The White House is expected to announce the trip to Latin America, including Cuba, on Thursday.
The long-anticipated visit comes more than a year after the Obama administration began to restore diplomatic relations with Cuba in late 2014. The visit was first reported by ABC News.
The move was sharply panned by Republican presidential candidates Sens. Marco Rubio and Ted Cruz, who are of Cuban descent, while campaigning in South Carolina Wednesday night.
Rubio said he wouldn't travel to the country unless it was a free country. “It's not just a communist dictatorship, it's an anti-American communist dictatorship,” he told CNN during a town hall. He accused its government of helping North Korea evade U.N. sanctions and providing a safe haven for American fugitives.
“Beyond that, they are a repressive regime,” he said. “There's no election in Cuba. There is no choice in Cuba.”
He said the U.S. has opened up to other countries, including Myanmar, but the countries made political changes that Obama did not ask of Cuba. "A year and two months after the opening of Cuba, the Cuban government remains as oppressive as ever," he said.

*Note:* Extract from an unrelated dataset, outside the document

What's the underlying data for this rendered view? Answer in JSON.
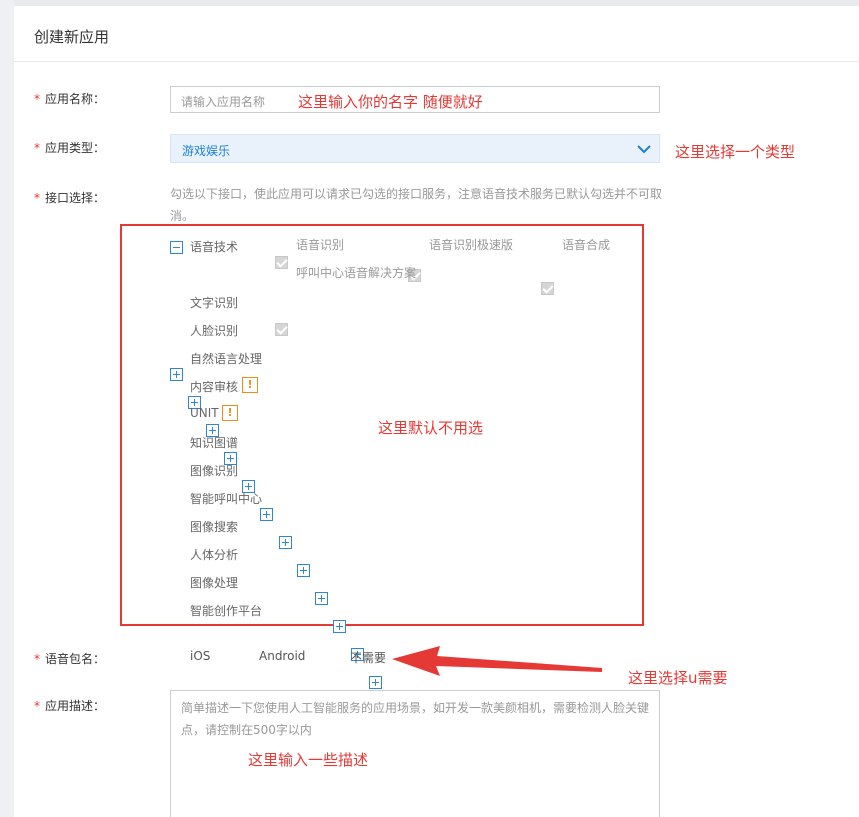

Cruz said he wouldn't visit as president "as long as the Castros are in power."
He said there were parallels between Obama's Cuba policy and his Iran deal "where he's allowing billions of dollars to go to tyrants who hate America, who are state sponsors of terrorism, who are fighting against our nation."
He called it a "real mistake" to "go there and essentially act as an apologist."

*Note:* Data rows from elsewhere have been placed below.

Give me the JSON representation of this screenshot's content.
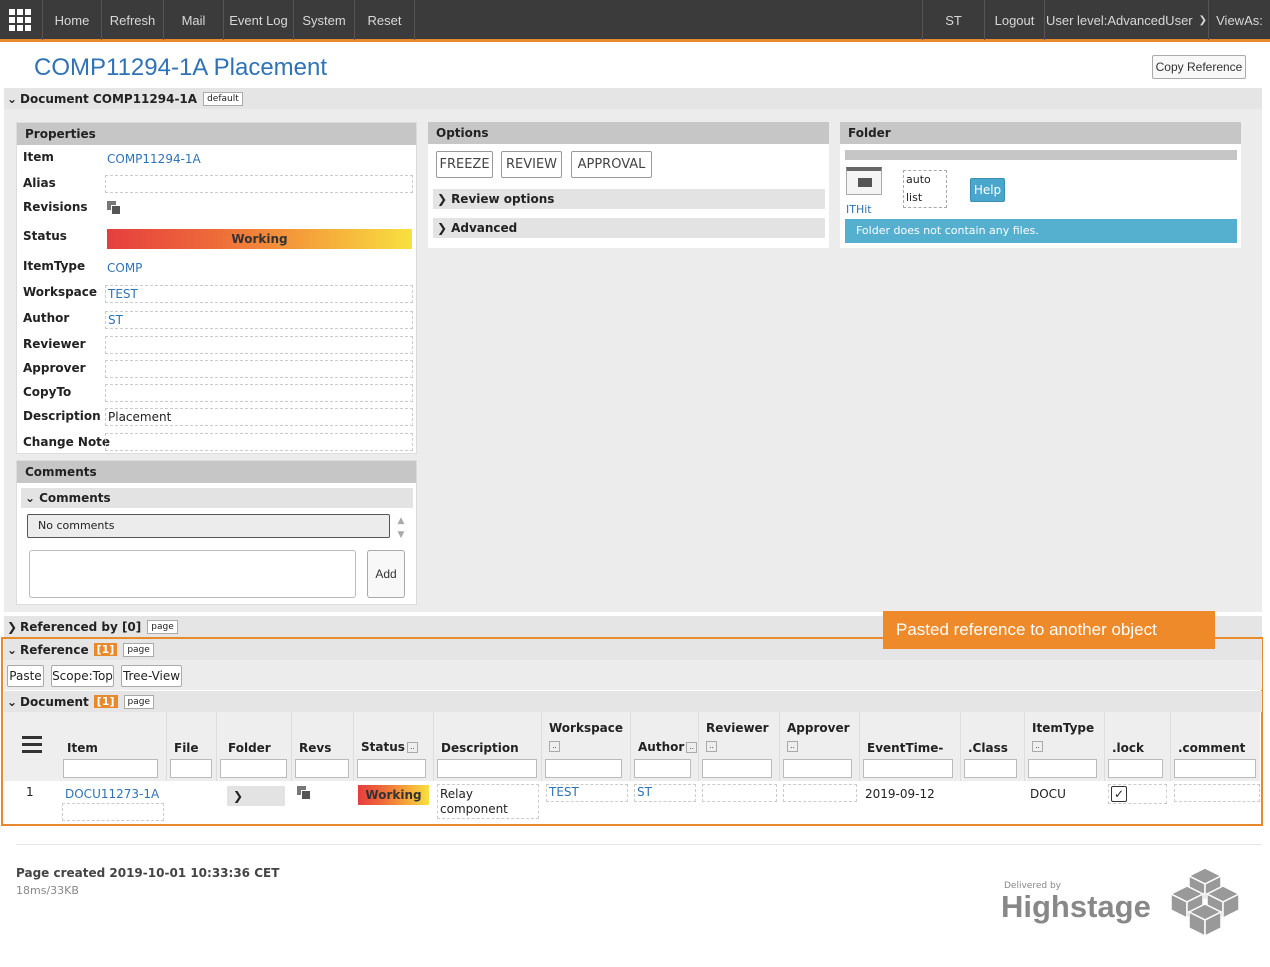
{
  "topbar": {
    "items": [
      "Home",
      "Refresh",
      "Mail",
      "Event Log",
      "System",
      "Reset"
    ],
    "user": "ST",
    "logout": "Logout",
    "user_level": "User level:AdvancedUser",
    "views_as": "ViewAs:"
  },
  "page_title": "COMP11294-1A Placement",
  "copy_reference": "Copy Reference",
  "document_section": {
    "label": "Document COMP11294-1A",
    "tag": "default"
  },
  "properties": {
    "title": "Properties",
    "rows": [
      {
        "label": "Item",
        "value": "COMP11294-1A"
      },
      {
        "label": "Alias",
        "value": ""
      },
      {
        "label": "Revisions",
        "value": ""
      },
      {
        "label": "Status",
        "value": "Working"
      },
      {
        "label": "ItemType",
        "value": "COMP"
      },
      {
        "label": "Workspace",
        "value": "TEST"
      },
      {
        "label": "Author",
        "value": "ST"
      },
      {
        "label": "Reviewer",
        "value": ""
      },
      {
        "label": "Approver",
        "value": ""
      },
      {
        "label": "CopyTo",
        "value": ""
      },
      {
        "label": "Description",
        "value": "Placement"
      },
      {
        "label": "Change Note",
        "value": ""
      }
    ]
  },
  "comments": {
    "title": "Comments",
    "sub_title": "Comments",
    "no_comments": "No comments",
    "add": "Add"
  },
  "options": {
    "title": "Options",
    "buttons": [
      "FREEZE",
      "REVIEW",
      "APPROVAL"
    ],
    "review_options": "Review options",
    "advanced": "Advanced"
  },
  "folder": {
    "title": "Folder",
    "ithit": "ITHit",
    "auto": "auto",
    "list": "list",
    "help": "Help",
    "empty_msg": "Folder does not contain any files."
  },
  "referenced_by": {
    "label": "Referenced by [0]",
    "tag": "page"
  },
  "reference": {
    "label": "Reference",
    "count": "[1]",
    "tag": "page",
    "buttons": [
      "Paste",
      "Scope:Top",
      "Tree-View"
    ]
  },
  "callout": "Pasted reference to another object",
  "document_sub": {
    "label": "Document",
    "count": "[1]",
    "tag": "page"
  },
  "table": {
    "headers": [
      "Item",
      "File",
      "Folder",
      "Revs",
      "Status",
      "Description",
      "Workspace",
      "Author",
      "Reviewer",
      "Approver",
      "EventTime-",
      ".Class",
      "ItemType",
      ".lock",
      ".comment"
    ],
    "row": {
      "num": "1",
      "item": "DOCU11273-1A",
      "status": "Working",
      "description": "Relay component",
      "workspace": "TEST",
      "author": "ST",
      "event_time": "2019-09-12",
      "item_type": "DOCU"
    }
  },
  "footer": {
    "created": "Page created 2019-10-01 10:33:36 CET",
    "stats": "18ms/33KB",
    "delivered_by": "Delivered by",
    "brand": "Highstage"
  },
  "colors": {
    "accent": "#e8892b",
    "link": "#2f73b6",
    "topbar": "#3b3b3b",
    "info": "#55b0d0"
  }
}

He said his family had seen "firsthand the evil and the oppression in Cuba. And we need to have a president that stands up to our enemies."
In recent months, the American embassy was reopened in Havanna and several administration officials, including Secretary of State John Kerry and transportation chief Anthony Foxx, have traveled to the island.
Travel restrictions have been loosened and just last week, U.S. airlines began to secure routes to the island after the nations signed an agreement to resume flights between Cuba and the United States.